December 24, 2024

SCOTUS deals blow to school choice advocates by declining to hear charter school dress code case

SCOTUS #SCOTUS

The latest legal victory for civil liberties advocates came at the hands of girls and their parents fighting against a restrictive school dress code.

This week, the U.S. Supreme Court declined to hear a case involving a North Carolina charter school that required female students to wear skirts, which left in place a lower court ruling that struck down the charter school’s dress code as unconstitutional.

“Girls at public charter schools have the same constitutional rights as their peers at other public schools – including the freedom to wear pants,” said Ria Tabacco Mar, director of the Women’s Rights Project at the American Civil Liberties Union, which represented the students and parents in the lawsuit.

SCOTUS’ decision not to hear the case was a blow to conservative religious liberty and school choice groups, which had joined with 10 attorneys general from Republican-led states to ask the Supreme Court to intervene in the case, in hopes it could lead to broader freedoms for charter schools.

The charter school’s founder, Baker Mitchell, issued a statement expressing his disappointment in the court’s decision, saying the court’s opinion “will be applied to charter schools everywhere, threatening their autonomy, subjecting them to the same rules, regulations and political machinations that have crippled government-run school systems.”

While the gendered dress code made the headlines, the case is part of a larger solar system of “school choice” court cases that have the potential to establish how public dollars might be used to fund religious or other private schools.

“This was a case that has enormous stakes for public education, stakes as large as any we’ve seen since the late 1990s,” said Derek Black, professor of law at the University of South Carolina whose research focuses include education law and policy, constitutional law and civil rights.

The crux of the case was about whether charter schools – schools operated by private organizations but funded by taxpayers – are “state actors” and thus legally bound to give their students the same constitutional civil rights as public schools.

“This is a potentially foundational issue,” said Black.

In recent years, school choice and conservative religious groups have pushed harder for more publicly funded educational options. Many argue taxpayer dollars should not only fund traditional public schools but also voucher programs for private schools and public charter schools run by private organizations.

Meanwhile, many proponents of public education contend vouchers and charter schools siphon resources from public schools, risking greater inequality among students. They point out private and charter schools aren’t usually held accountable to the same educational standards and civil rights laws as traditional public schools.

If SCOTUS had taken up the dress code case, it could have upended the nature of public education.

A sex-based dress code

The backstory: Charter Day School, a public charter school in North Carolina, required female students to wear skirts to school based on the view that girls are “a fragile vessel that men are supposed to take care of and honor,” according to the court documents.
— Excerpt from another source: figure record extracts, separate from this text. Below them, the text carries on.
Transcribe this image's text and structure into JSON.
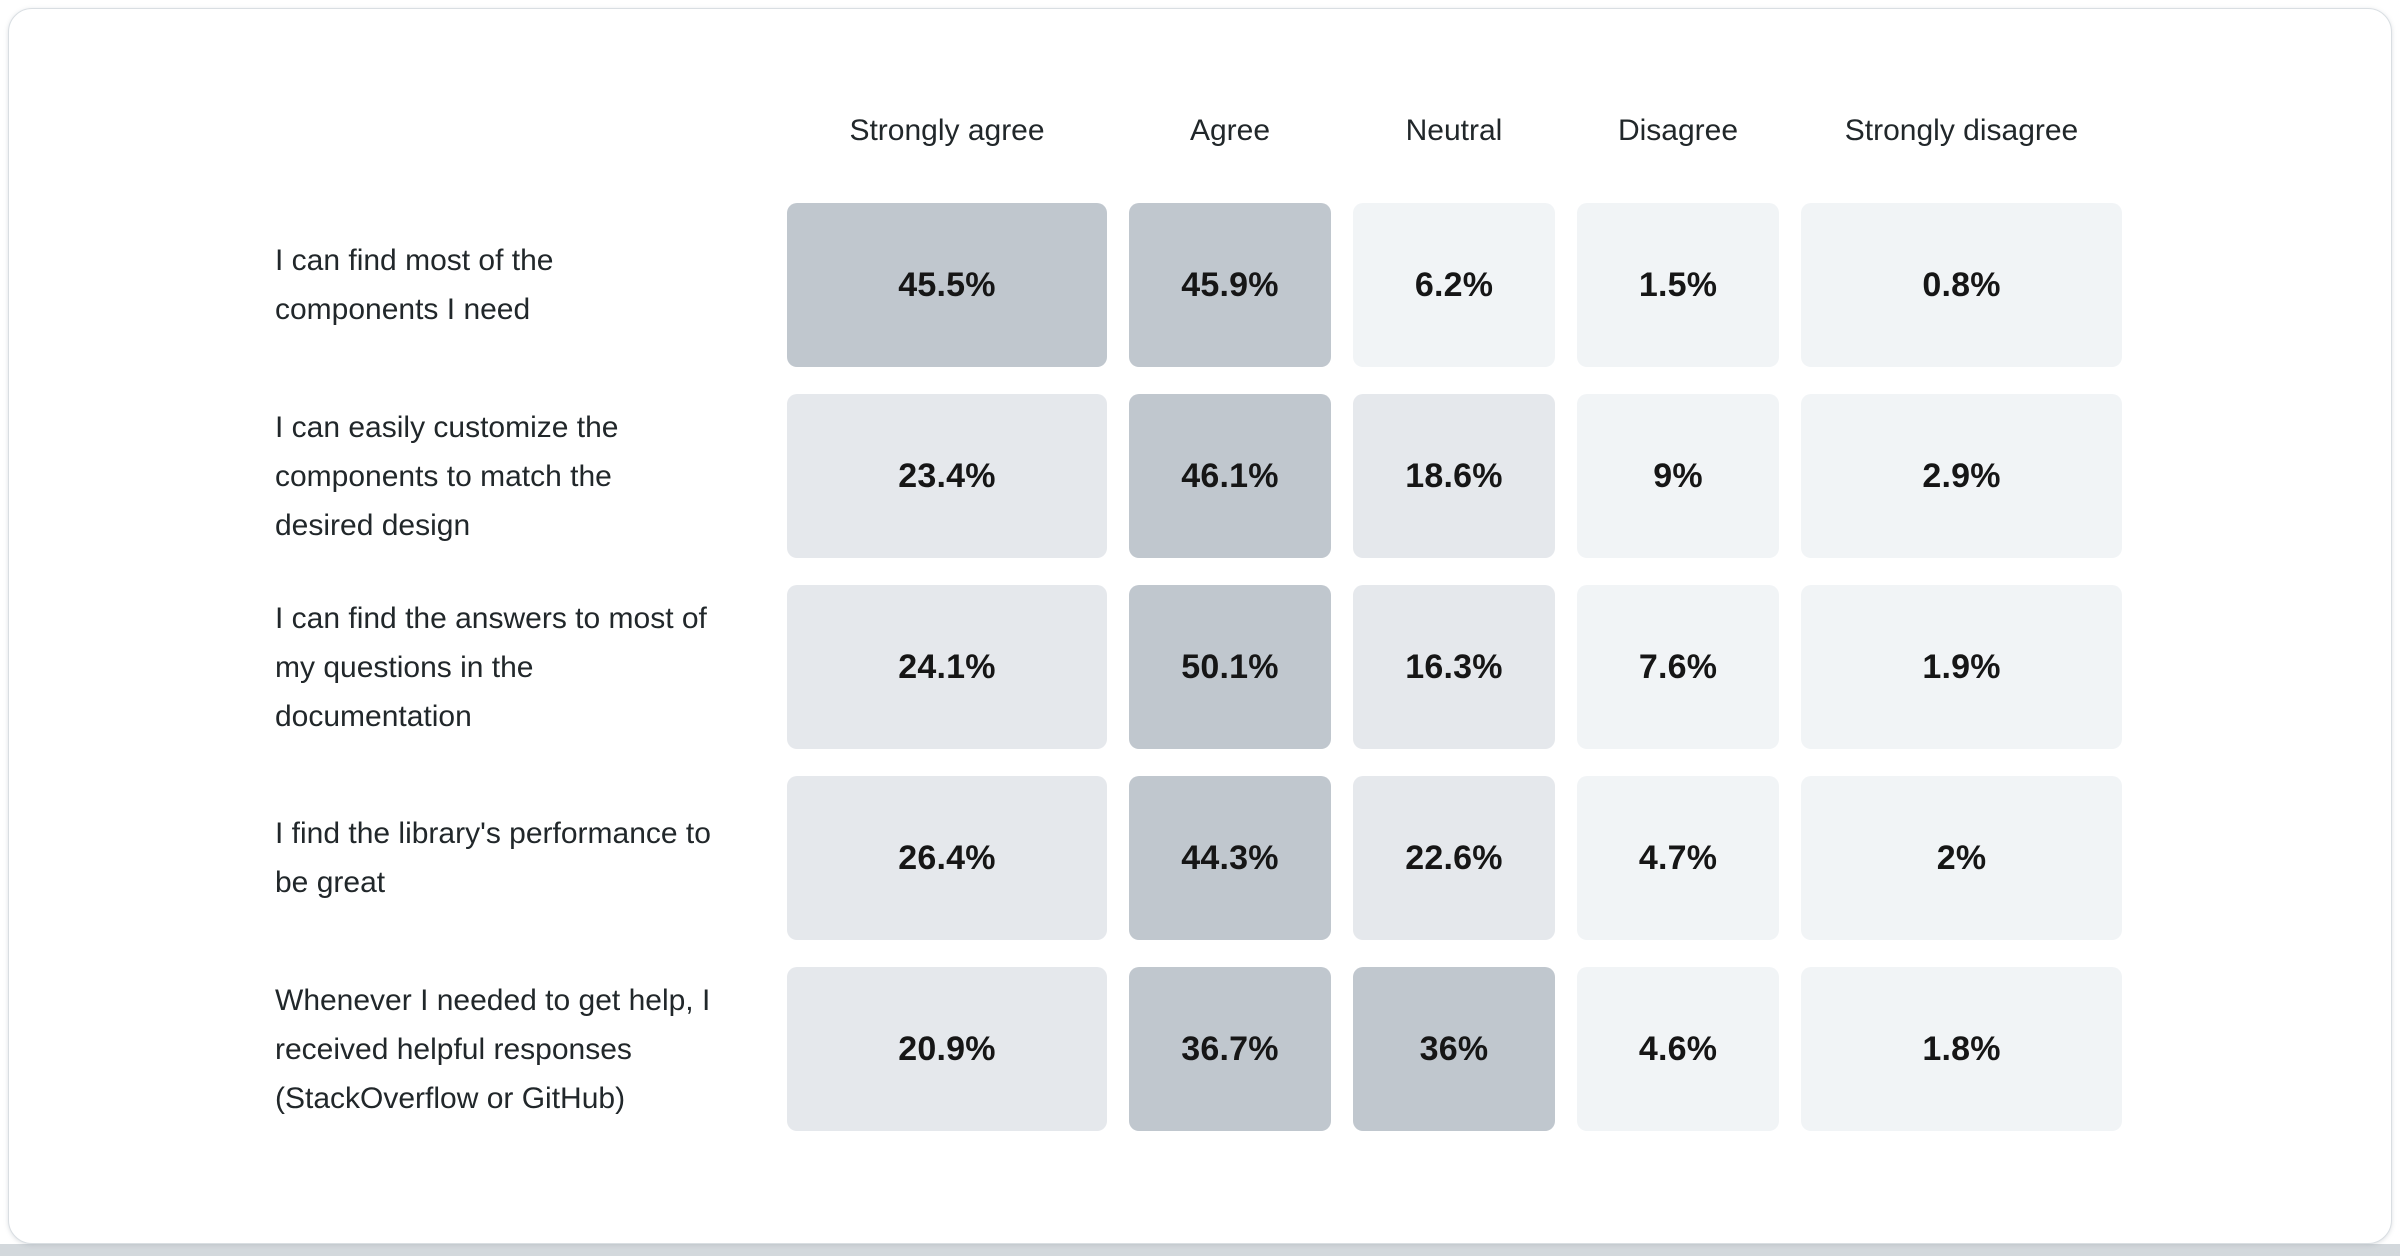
{
  "colors": {
    "card_bg": "#ffffff",
    "card_border": "#d9dee2",
    "page_strip": "#d3d8dc",
    "text_dark": "#161616",
    "label_text": "#21272a",
    "cell_low": "#f1f4f6",
    "cell_mid": "#e5e8ec",
    "cell_high": "#c0c7ce"
  },
  "shade_thresholds": {
    "high": 30,
    "mid": 10
  },
  "chart_data": {
    "type": "heatmap",
    "unit": "%",
    "columns": [
      "Strongly agree",
      "Agree",
      "Neutral",
      "Disagree",
      "Strongly disagree"
    ],
    "rows": [
      {
        "label": "I can find most of the components I need",
        "values": [
          45.5,
          45.9,
          6.2,
          1.5,
          0.8
        ]
      },
      {
        "label": "I can easily customize the components to match the desired design",
        "values": [
          23.4,
          46.1,
          18.6,
          9,
          2.9
        ]
      },
      {
        "label": "I can find the answers to most of my questions in the documentation",
        "values": [
          24.1,
          50.1,
          16.3,
          7.6,
          1.9
        ]
      },
      {
        "label": "I find the library's performance to be great",
        "values": [
          26.4,
          44.3,
          22.6,
          4.7,
          2
        ]
      },
      {
        "label": "Whenever I needed to get help, I received helpful responses (StackOverflow or GitHub)",
        "values": [
          20.9,
          36.7,
          36,
          4.6,
          1.8
        ]
      }
    ]
  }
}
A group of female students and parents sued, arguing the sex-based dress code, grounded in gender stereotypes, violated the Equal Protection Clause of the 14th Amendment.

Public institutions, like public schools, can be sued for violation of constitutional rights. But Charter Day School representatives argued that because the charter school is run by a private nonprofit corporation that contracts with the state, it’s not a “state actor.”

Last June, the Fourth Circuit Court of Appeals disagreed, ruling that North Carolina charter schools are a form of public school and are therefore “state actors” subject to the same constitutional requirements as regular public schools.

SCOTUS’ decision not to hear the case upholds that lower court’s ruling.

Why does this matter?

In recent years, conservative school choice advocates have racked up legal wins:

Last summer, SCOTUS struck down Maine’s ban on using public funds at religious schools. The court’s opinion held that if state or local governments subsidize private schools, such as through voucher programs like the one in Maine, they can’t exclude religious schools.

Earlier this month, Oklahoma approved the nation’s first religious charter school. The state will allow the Roman Catholic Archdiocese of Oklahoma City and the Diocese of Tulsa to operate an online school, funded by taxpayer dollars, that will include religious teachings in its curriculum.

The North Carolina case had the potential to take U.S. education further down that path, opening the door for more private and religious schools to enter the educational system with the help of government funding, said Black.

“If there were a green light to have the state basically pay (a church or organization) to run a school, then there would be an enormous number of new applications for charter schools that would dramatically change the financial situation for traditional public schools,” Black said. “It would cause an already small pie to be cut up into smaller pieces.

“For the public school sector, it would be catastrophic.”

But SCOTUS’ decision not to take up the North Carolina case has public school proponents breathing a sigh of relief, he said. And it “throws cold water” on the idea in some progressive circles that the conservative-majority Supreme Court is on a mission to destroy the public school system.

“The school choice folks have been giddy, thinking the sky’s the limit, while the civil rights folks think there is no bottom,” he said. “But I’m sitting here thinking, you’re both off base.”

While conservative school choice groups have seen legal victories, such as with the Maine voucher program, Black believes the North Carolina case “sets a strong precedent” that a situation like Oklahoma’s funding of a Catholic school could be found unconstitutional.